Thomas called his book The Bar-tender’s Guide for its first two printings, only later retitling it The Bon Vivant’s Companion, and it remained in print with that name until the early 1890s. For many years thereafter the book disappeared from sight, no doubt a consequence of the temperance movement and, later, Prohibition.
This printing includes over 200 cocktail recipes—including Thomas’s own invention, the Blue Blazer, which involves tossing an ignited mixture of boiling water and Scotch between two mugs in a stream of flames—as well as fifteen non-alcoholic “temperance drinks.” The latter half of the book contains detailed instructions on the distillation process and over 400 recipes for 10 gallon batches of cordials, liqueurs, and the like, contributed by Christian Schultz.
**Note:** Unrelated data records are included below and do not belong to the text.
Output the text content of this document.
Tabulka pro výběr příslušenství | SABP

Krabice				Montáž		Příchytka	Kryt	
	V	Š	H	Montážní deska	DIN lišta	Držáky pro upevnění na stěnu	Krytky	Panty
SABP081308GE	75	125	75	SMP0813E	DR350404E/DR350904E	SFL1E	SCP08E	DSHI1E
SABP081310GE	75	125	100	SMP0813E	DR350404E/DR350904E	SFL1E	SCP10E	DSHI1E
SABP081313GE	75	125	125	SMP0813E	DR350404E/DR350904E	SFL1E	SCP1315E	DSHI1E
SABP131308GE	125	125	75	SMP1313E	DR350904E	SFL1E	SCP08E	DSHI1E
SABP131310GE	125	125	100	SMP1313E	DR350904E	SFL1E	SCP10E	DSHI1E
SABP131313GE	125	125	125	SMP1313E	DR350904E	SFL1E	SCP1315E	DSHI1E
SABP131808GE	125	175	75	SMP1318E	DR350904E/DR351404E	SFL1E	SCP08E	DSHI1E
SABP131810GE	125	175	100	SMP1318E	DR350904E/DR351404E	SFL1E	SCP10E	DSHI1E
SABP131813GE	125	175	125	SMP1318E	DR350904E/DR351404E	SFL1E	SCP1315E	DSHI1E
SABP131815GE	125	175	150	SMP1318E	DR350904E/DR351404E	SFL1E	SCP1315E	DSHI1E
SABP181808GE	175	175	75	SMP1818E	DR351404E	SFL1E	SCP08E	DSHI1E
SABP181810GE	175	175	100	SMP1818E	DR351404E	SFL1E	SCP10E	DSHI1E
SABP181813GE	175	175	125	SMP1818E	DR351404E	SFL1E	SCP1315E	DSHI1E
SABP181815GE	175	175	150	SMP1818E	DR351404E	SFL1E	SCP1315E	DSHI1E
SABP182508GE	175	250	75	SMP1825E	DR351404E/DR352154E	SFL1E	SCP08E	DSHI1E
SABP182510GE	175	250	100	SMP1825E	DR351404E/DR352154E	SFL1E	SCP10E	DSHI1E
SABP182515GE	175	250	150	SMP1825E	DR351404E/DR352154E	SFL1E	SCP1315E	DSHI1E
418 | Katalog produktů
Our copy bears the original publication date, 1862, as well as 1876—when it was entered into the Library of Congress—on the copyright page. Despite the 1876 date, however, this copy does not yet include the Tom Collins cocktail, which famously first appeared in the revised edition published that year.
The book suffered a good bit of damage to its spine, so we had it rebacked with a handsome burgundy cloth, blending nicely with the original boards. The original spine with its elegantly gilt-stamped title has been laid on, though dimmed somewhat with age and wear. The popularity of the book was such that the publishers raised the original price of $1.50 to $2.00 to $2.50 within the first year. The $2.50 price of our copy is just visible on the spine under the title.The interior is in excellent condition with few blemishes, a strong Very Good Plus. The title page is chipped along the fore edge, an apparent manufacturing error. A rare find, indeed. We are thrilled to offer this important piece of cocktail history.